We check that the backup has a reasonable size, and optionally for security, we can proceed to download it with a tool such as Winscp:

Run the following command:

/opt/vmware/vpostgres/current/bin/psql -d VCDB -U postgres < VCDB-db-bck.sql

Step 4: Connecting to the vCenter database and deleting wcp and resource pool items

Next, we will connect to the vCenter PSQL database and delete the columns that refer to the resource pool entity “Namespaces”, as well as the supervisor cluster configuration. Although we will not delete everything and the database will be dirty, we will delete enough so that it can be properly cleaned by vCenter in the next steps.

First, we will replace in the following code the RESOURCEPOOLID field by the resource group number pointed in step 1:

/opt/vmware/vpostgres/current/bin/psql -d VCDB -U postgres

DELETE FROM vpx_entity
WHERE id=RESOURCEPOOLID;

DELETE FROM vpx_ext_data
WHERE data_key='Id:SupervisorControlPlaneVM';

DELETE FROM wcp.cluster_db_configs;
exit

Please note that this command will delete all supervisor cluster instances available in the vCenter, in case you have more than one instance, it will be necessary to delete only the affected cluster in the wcp.cluster_db_configs table.

Once the id has been replaced, we launch the command from the previously opened root shell:

Step 5: Manually deleting the SupervisorControlPlaneVMs

Next, we will manually remove the SupervisorControlPlaneVMs from the hypervisors, for this we will go to each of the ESXi containing these VMs and first we will turn them off, then we will remove them:

Step 6: Bringing up the wcp and vpxd services, and removing the SupervisorControlPlane VMs from the inventory.

We proceed to lift the services that we stopped in step 2, launching on a vCenter root shell the commands:

service-control --start vpxd
service-control --start wcp

We go back to our vCenter, and we will see that both the Namespaces resource pool and the supervisor cluster configuration have disappeared, however the SuperVisorControlPlane VM still appears as “orphaned”, in the taskbar we can see several failed agent installation attempts, and in NSX (in my case) the cluster configuration persists:

However, now we have the option to remove the SupervisorControlPlane from the inventory by right clicking on it and clicking on “Remove From Inventory”. So we do it.

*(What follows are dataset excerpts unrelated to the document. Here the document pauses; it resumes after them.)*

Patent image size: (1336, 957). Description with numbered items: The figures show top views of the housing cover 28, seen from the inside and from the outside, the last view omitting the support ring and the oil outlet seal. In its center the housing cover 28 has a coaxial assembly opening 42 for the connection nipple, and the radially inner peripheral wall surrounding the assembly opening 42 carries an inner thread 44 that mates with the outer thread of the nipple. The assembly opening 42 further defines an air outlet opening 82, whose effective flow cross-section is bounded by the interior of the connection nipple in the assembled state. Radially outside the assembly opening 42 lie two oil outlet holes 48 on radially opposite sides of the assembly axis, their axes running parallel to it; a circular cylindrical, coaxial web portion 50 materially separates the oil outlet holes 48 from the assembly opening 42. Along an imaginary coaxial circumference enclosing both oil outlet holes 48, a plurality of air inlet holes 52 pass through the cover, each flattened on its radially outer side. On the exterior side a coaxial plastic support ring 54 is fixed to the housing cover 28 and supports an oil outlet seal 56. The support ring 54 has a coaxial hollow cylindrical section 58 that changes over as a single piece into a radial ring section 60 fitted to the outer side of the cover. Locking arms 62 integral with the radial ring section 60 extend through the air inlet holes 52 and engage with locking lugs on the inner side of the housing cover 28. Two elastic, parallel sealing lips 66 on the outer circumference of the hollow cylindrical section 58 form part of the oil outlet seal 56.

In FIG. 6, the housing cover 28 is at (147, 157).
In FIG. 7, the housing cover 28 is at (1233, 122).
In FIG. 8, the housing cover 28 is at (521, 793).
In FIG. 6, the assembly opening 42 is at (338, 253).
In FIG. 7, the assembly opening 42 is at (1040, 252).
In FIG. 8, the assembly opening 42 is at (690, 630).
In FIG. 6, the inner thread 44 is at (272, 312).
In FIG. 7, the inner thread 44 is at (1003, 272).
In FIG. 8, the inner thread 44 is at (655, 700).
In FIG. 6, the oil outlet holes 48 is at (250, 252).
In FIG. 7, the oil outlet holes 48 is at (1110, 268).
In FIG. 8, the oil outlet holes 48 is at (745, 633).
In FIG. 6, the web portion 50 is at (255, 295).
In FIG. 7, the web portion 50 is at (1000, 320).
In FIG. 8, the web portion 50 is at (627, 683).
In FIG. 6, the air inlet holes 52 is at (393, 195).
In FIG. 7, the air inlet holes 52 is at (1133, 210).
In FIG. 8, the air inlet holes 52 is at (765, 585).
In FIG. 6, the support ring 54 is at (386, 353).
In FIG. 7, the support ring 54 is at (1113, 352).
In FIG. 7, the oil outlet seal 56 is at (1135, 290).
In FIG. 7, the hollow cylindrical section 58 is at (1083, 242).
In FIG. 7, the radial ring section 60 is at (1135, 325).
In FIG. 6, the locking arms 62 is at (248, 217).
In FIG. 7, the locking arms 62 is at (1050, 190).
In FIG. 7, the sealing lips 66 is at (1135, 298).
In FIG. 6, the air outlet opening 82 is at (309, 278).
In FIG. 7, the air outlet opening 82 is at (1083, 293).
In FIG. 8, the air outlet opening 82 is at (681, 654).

Step 7: Reconfiguring and re-deactivating the cluster

The last step will be to try to reconfigure the Supervisor cluster from the Workload Management menu, so we access and enter all its configuration parameters and launch its deployment:

We will immediately receive an error, indicating that the cluster cannot be deployed:

At this point, we will proceed to deactivate it again:

Here we go! After a few minutes, the cluster will be successfully deactivated, removing all remaining residual configuration (NSX, Host Agents…) and therefore removing all vCenter errors.

Bonus: Successfully redeployed Supervisor Cluster

After performing these steps, I was able to successfully deploy my Supervisor cluster again without having to reinstall vCenter, so it seems that the database was not too “broken” 😜

As always, I hope you liked it and that it will be useful to all of you who want to learn!